I very much like how author John Bloom says it in his devotion on Memorial Day,
“Remembering God’s past grace is necessary to fuel our faith in God’s future grace for us. This makes the memory one of God’s most profound, mysterious, and merciful gifts granted to us. God designed it to be a means of preserving (persevering) grace for his people. We neglect it at our own peril.
The future of the church, globally and locally, and of each Christian depends largely on how well we remember the gospel of Jesus, all his precious and very great promises, and the successes and failures of church history.
So as we commemorate Memorial Day as Americans, let us do it with profound gratitude for the extraordinary common grace given to us when men and women laid their lives down for the sake of America’s survival. And let us remember the past evils that we may not repeat them in the future.

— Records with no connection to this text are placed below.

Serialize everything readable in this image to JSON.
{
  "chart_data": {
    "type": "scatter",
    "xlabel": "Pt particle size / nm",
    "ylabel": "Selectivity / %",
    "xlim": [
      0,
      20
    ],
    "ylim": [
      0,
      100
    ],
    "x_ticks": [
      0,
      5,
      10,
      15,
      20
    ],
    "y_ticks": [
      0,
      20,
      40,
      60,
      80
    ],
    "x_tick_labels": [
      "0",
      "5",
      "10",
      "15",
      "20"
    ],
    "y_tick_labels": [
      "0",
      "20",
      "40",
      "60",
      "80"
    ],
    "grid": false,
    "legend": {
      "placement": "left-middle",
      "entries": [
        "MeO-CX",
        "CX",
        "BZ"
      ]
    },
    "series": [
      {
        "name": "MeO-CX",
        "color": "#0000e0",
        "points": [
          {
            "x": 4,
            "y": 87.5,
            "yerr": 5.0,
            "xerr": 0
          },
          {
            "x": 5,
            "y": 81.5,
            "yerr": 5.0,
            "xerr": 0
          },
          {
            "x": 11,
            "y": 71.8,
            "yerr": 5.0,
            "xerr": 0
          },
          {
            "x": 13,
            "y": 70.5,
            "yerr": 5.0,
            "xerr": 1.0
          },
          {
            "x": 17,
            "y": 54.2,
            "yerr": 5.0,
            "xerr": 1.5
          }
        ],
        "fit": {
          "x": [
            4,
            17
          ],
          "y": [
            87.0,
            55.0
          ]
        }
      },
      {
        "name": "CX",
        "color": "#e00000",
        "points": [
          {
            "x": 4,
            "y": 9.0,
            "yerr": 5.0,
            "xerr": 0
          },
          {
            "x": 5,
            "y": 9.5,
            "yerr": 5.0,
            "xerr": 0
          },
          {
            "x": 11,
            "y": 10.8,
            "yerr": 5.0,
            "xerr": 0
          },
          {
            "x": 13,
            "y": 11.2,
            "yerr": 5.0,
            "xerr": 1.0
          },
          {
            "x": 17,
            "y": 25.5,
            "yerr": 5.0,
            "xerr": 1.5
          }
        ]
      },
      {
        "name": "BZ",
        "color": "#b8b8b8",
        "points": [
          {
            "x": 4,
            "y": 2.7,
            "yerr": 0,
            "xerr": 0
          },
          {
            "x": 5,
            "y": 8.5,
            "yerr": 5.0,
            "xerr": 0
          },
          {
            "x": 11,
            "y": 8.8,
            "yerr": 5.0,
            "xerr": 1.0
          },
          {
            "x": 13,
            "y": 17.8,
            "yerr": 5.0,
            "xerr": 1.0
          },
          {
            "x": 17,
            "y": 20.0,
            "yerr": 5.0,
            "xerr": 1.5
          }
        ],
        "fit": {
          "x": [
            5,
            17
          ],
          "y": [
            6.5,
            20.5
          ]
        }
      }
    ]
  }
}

And as Christians, let us make every day, as long as it is called today, a memorial day (Hebrews 3:13). Let us “take care lest [we] forget the Lord” (Deuteronomy 6:12). Let us “remember Jesus Christ” (2 Timothy 2:8).

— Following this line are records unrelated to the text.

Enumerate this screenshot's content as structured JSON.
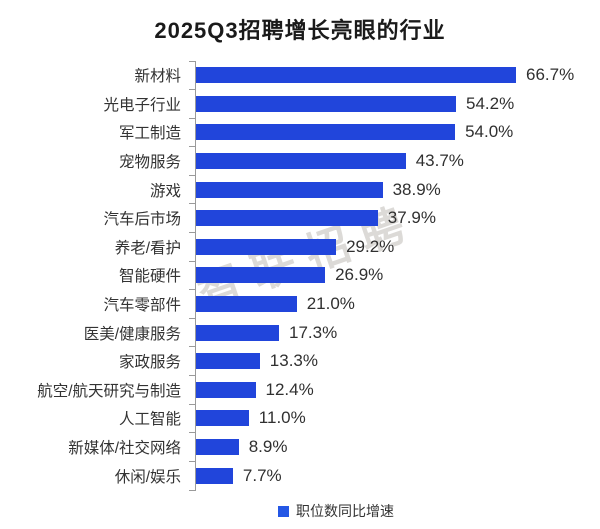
{
  "title": "2025Q3招聘增长亮眼的行业",
  "watermark": "智联招聘",
  "legend": {
    "label": "职位数同比增速"
  },
  "colors": {
    "bar": "#2145db",
    "legend_swatch": "#2457e5",
    "axis": "#9a9a9a",
    "title": "#1a1a1a",
    "category_label": "#333333",
    "value_label": "#303030",
    "watermark": "#bab5b0"
  },
  "chart_data": {
    "type": "bar",
    "orientation": "horizontal",
    "title": "2025Q3招聘增长亮眼的行业",
    "series_name": "职位数同比增速",
    "categories": [
      "新材料",
      "光电子行业",
      "军工制造",
      "宠物服务",
      "游戏",
      "汽车后市场",
      "养老/看护",
      "智能硬件",
      "汽车零部件",
      "医美/健康服务",
      "家政服务",
      "航空/航天研究与制造",
      "人工智能",
      "新媒体/社交网络",
      "休闲/娱乐"
    ],
    "values": [
      66.7,
      54.2,
      54.0,
      43.7,
      38.9,
      37.9,
      29.2,
      26.9,
      21.0,
      17.3,
      13.3,
      12.4,
      11.0,
      8.9,
      7.7
    ],
    "value_labels": [
      "66.7%",
      "54.2%",
      "54.0%",
      "43.7%",
      "38.9%",
      "37.9%",
      "29.2%",
      "26.9%",
      "21.0%",
      "17.3%",
      "13.3%",
      "12.4%",
      "11.0%",
      "8.9%",
      "7.7%"
    ],
    "unit": "%",
    "xlim": [
      0,
      70
    ],
    "grid": false,
    "value_labels_shown": true,
    "legend_position": "bottom"
  }
}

Have a blessed weekend in remembrance of the sacrifices of the many who died for our nation and its freedom, but most importantly, May God bless you and encourage you through His Holy Spirit as He brings to your remembrance the saving words of Jesus who gave Himself for us as the only saving sacrifice, and who said in John 10, “For this reason the Father loves me, because I lay down my life that I may take it up again. No one takes it from me, but I lay it down of my own accord. I have authority to lay it down, and I have authority to take it up again.” That is exactly what Christ did. He rose victorious for you and for me.
Thanks for joining me for another time in God’s Word, and remember, that God has forgiven yesterday, is with you today, and has already taken care of tomorrow. Amen.